Second incarnation Led by Sauron. Included original members Amphibius, Barbarus, Brainchild, Gaza, and Lupo.
Sauron: Karl Lykos; Marvel Fanfare #1 (March 1982); A mutate who can drain life energy and transform into a humanoid Pteranodon.
Vertigo: Unknown; A mutate who can emit waves that affect the equilibrioception of anyone hit by them.
Third incarnation Led by Zaladane. Included original members Amphibius, Barbarus, Brainchild, Gaza, and Lupo.
Zaladane: Zala Dane; Uncanny X-Men #249 (October 1989); High Priestess to the Savage Land deity Garokk, Zaladane sought power for herself and claimed the role of Empress of the Savage Land. She was previously an associate of the mutates, having worked with them in prior appearances.
Whiteout: Unknown; Uncanny X-Men #249 (October 1989); A mutate who can emit blinding flashes of light.
Worm: Unknown; Uncanny X-Men #250 (November 1989); A mutate who possesses a worm-like lower-body and can secrete mucus that overrides the nervous system.
Fourth incarnation Led by Brainchild. Included original members Amphibius, Barbarus, Gaza, Vertigo, and Whiteout. Later appearances also included Piper and Worm.
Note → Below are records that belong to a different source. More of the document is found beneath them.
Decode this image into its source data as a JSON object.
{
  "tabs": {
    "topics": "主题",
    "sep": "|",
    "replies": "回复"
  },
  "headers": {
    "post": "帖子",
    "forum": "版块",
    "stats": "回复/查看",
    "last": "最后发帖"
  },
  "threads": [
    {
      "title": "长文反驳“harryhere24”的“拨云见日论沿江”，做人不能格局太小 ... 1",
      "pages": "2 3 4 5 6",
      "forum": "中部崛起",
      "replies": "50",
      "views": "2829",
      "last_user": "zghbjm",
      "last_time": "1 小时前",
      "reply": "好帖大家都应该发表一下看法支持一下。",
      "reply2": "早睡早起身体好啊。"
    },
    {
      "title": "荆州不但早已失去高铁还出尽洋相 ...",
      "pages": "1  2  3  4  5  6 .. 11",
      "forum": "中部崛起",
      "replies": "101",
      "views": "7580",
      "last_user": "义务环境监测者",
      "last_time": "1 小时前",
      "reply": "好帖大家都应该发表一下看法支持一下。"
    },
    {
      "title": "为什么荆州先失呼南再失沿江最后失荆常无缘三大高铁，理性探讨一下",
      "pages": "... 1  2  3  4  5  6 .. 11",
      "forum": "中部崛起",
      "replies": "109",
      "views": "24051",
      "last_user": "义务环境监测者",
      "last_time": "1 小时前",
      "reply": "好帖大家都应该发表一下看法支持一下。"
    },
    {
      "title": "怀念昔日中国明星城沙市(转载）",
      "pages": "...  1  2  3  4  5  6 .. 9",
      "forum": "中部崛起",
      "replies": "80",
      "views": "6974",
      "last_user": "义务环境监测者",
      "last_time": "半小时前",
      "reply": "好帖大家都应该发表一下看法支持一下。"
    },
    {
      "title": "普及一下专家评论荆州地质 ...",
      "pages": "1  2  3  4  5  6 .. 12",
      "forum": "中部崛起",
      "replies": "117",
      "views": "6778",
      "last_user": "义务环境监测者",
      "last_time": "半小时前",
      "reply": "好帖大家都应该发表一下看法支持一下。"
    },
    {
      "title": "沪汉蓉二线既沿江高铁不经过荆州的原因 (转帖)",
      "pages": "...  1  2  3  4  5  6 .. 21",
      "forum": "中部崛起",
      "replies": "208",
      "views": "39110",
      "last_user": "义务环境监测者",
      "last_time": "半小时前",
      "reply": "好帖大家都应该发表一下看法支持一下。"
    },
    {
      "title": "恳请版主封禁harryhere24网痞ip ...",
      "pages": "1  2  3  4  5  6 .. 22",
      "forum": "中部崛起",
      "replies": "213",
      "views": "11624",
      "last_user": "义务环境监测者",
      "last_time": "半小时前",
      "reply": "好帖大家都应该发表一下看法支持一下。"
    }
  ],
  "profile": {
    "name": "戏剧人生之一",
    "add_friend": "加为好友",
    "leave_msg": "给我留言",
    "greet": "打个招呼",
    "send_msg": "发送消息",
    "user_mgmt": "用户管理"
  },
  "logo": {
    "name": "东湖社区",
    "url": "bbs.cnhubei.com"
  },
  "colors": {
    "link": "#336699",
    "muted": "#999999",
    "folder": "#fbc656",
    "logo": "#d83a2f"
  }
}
Lupa: Unknown; X-Treme X-Men: Savage Land #2 (December 2001); A Swamp Men mutate who possesses a similar appearance and abilities to Lupo. It is unknown if the two are related.
Leash: Unknown; X-Treme X-Men: Savage Land #3 (January 2002); A mutate who can psychically imprison another being's astral essence, rendering them catatonic or under her mental control.

==In other media==
- The Savage Land Mutates appear in X-Men: The Animated Series, consisting of Sauron, Vertigo, Brainchild (voiced by Robert Bockstael), Amphibius (voiced by Peter McCowatt), Barbarus (voiced by Bob Zeidel in his first appearance and Peter McCowatt in his second appearance), and Lupo.
- The Savage Land Mutates appear in the X-Men '97 episode "Bright Eyes", consisting of Amphibius, Barbarus, Brainchild, and Lupo.
- The Savage Land Mutates appear in the board game Legendary.